Monday, July 1, 2013

The Meeting

Okay, so now for a light bit of sharing (aka gossip).  The Drummer and the Ex just met each other a few weeks ago at LA Gay Pride.  Being completely honest, I have thought about how this meeting would go SEVERAL times over the past two years.  When I say several, I probably really mean hundreds.

I had gotten an invite to a friend's annual Pride Brunch.  This was a brunch that I went to every year when I was with The Ex.  We had a blast.  Lots of vodka.  Then we would all head to the parade and eventually all lose each other and have stories of our "lost Pride Sunday" to share the next time that we would find ourselves in the same room together.  Obviously, I hadn't been invited back since the Ex and I broke up.  This was his friend and I totally get it.

But this year, I got an invite.  And I thought, "Why the hell not?"  Enough time had passed and honestly, I thought that it was high time these two met.  I wasn't going to be fearful about how it was going to go down.  So The Drummer and I went with another friend of ours.  He wasn't there when we arrived.  So I just headed straight to the vodka and we all had drinks.  I saw some old friends I haven't seen in almost three years.  It was a great catch up.  There was one person in particular who definitely seemed a little scared to see me.  He looked at me like he was going to get in trouble when my Ex found out that we had talked.  Actually, he looked as if my Ex had a mini bomb implanted in his skull that was about to go off.

So we came and went from the party without seeing him.  We went to go watch the parade and as he headed down the street towards the parade I saw a mutual friend of ours and then I saw the Ex and his boyfriend.  I had enough vodka in me that I didn't skip a beat.  I went and talked to the friend first.

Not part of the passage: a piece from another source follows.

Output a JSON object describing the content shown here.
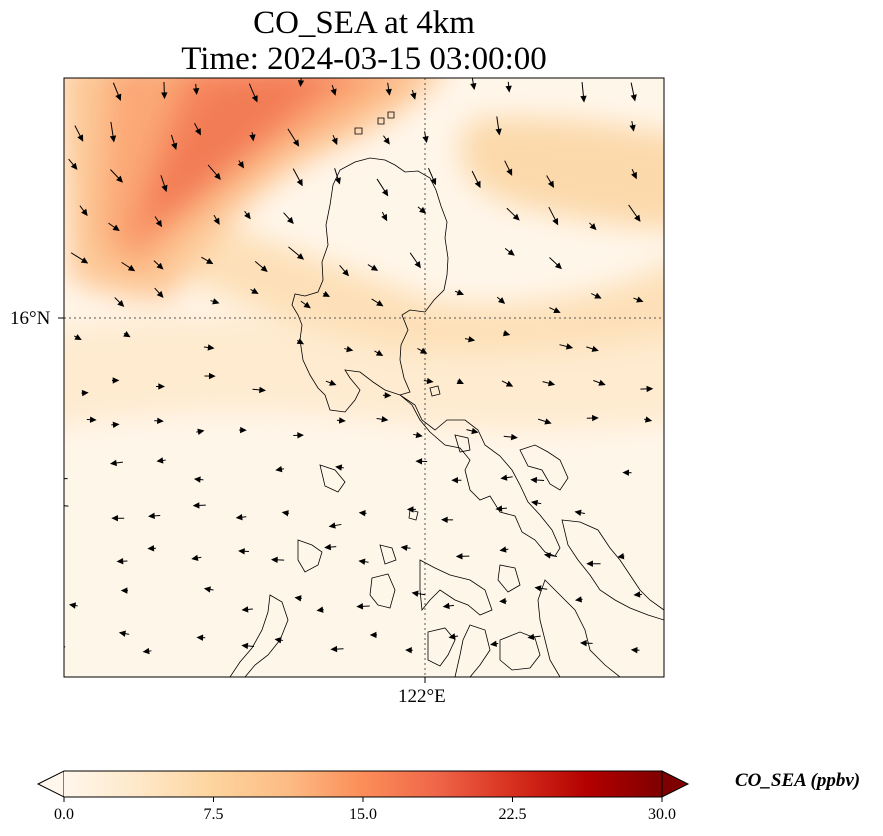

While we were chatting, I caught the eye of my Ex.  Also, I should mention at this point that The Drummer has no idea who I'm taking to.  It could be any gay friend of mine.  So after we caught each other's eye and I waved, I marched up to my Ex.  I gave him a hug and probably a kiss on the cheek.  Maybe.  Then I looked down at his shorts.  My Ex is quite the dresser and I saw these shorts with embroidered spiders on them.  It was a classic moment.  My heart got a little warm and I smiled because OF COURSE he had shorts with embroidered spiders.  Just like I would always picture him: a great pair of Prada loafers or a jaunty chapeau or embroidered shorts.

The first thing I said to him was, "It's good to see you."  We chatted for a second.  But then I felt I needed to introduce the Drummer.  So I said, "This is my boyfriend, _____."  Then I turned to The Drummer, who still had no idea who I was about to introduce him to and I said, "_____, this is ___."  It was after the fact, that The Drummer said, "Holy shit, I didn't realize that was ____."  They said hello to one another and then the Ex introduced me to his guy.

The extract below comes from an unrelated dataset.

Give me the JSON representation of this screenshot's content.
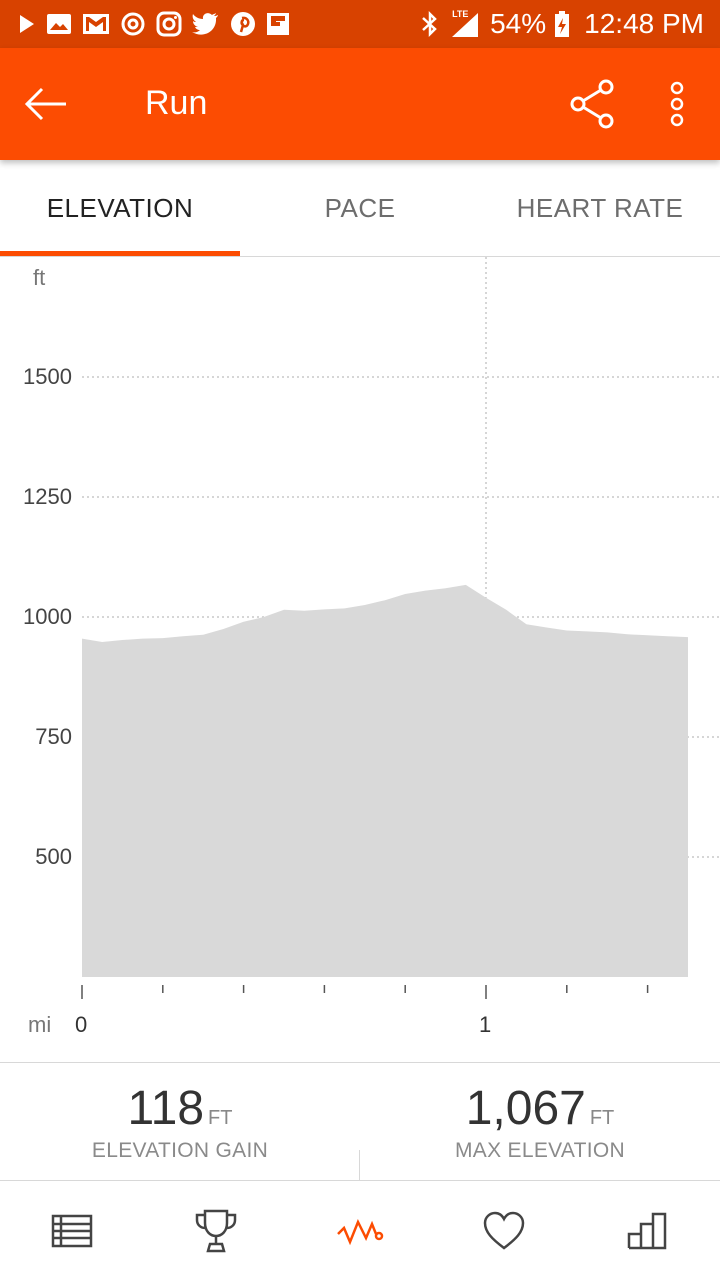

And this is the thing that struck me then and still sticks with me.  He never introduced him as his boyfriend, just by his name.  It felt dismissive.  And I have no right to say how this guy should be treated because as another friend mentioned to me a couple of weeks later, it's really up to the boyfriend how he wants to be treated.  Agreed.  So that was over and the last thing I said to my ex was also, "It was good to see you."  And we were off.

Admittedly, I was a little freaked out.  But it happened.  The Drummer was awesome in his surprise at the meeting that finally happened.  And he never said a discouraging thing about him.  Come to think about it, neither did I.  And frankly, that's a little surprising.

I've told friends recently that in my fantasy life, my Ex and I have lunch together.  We sit at some great outdoor table, share a bottle of Soave and say, "Wasn't that a wild ride?  Wow, we were young then."  Then we clink glasses.

Wouldn't it be nice if we could be that civilized?  It would actually be very Noel Coward, which I know would probably tickle us both.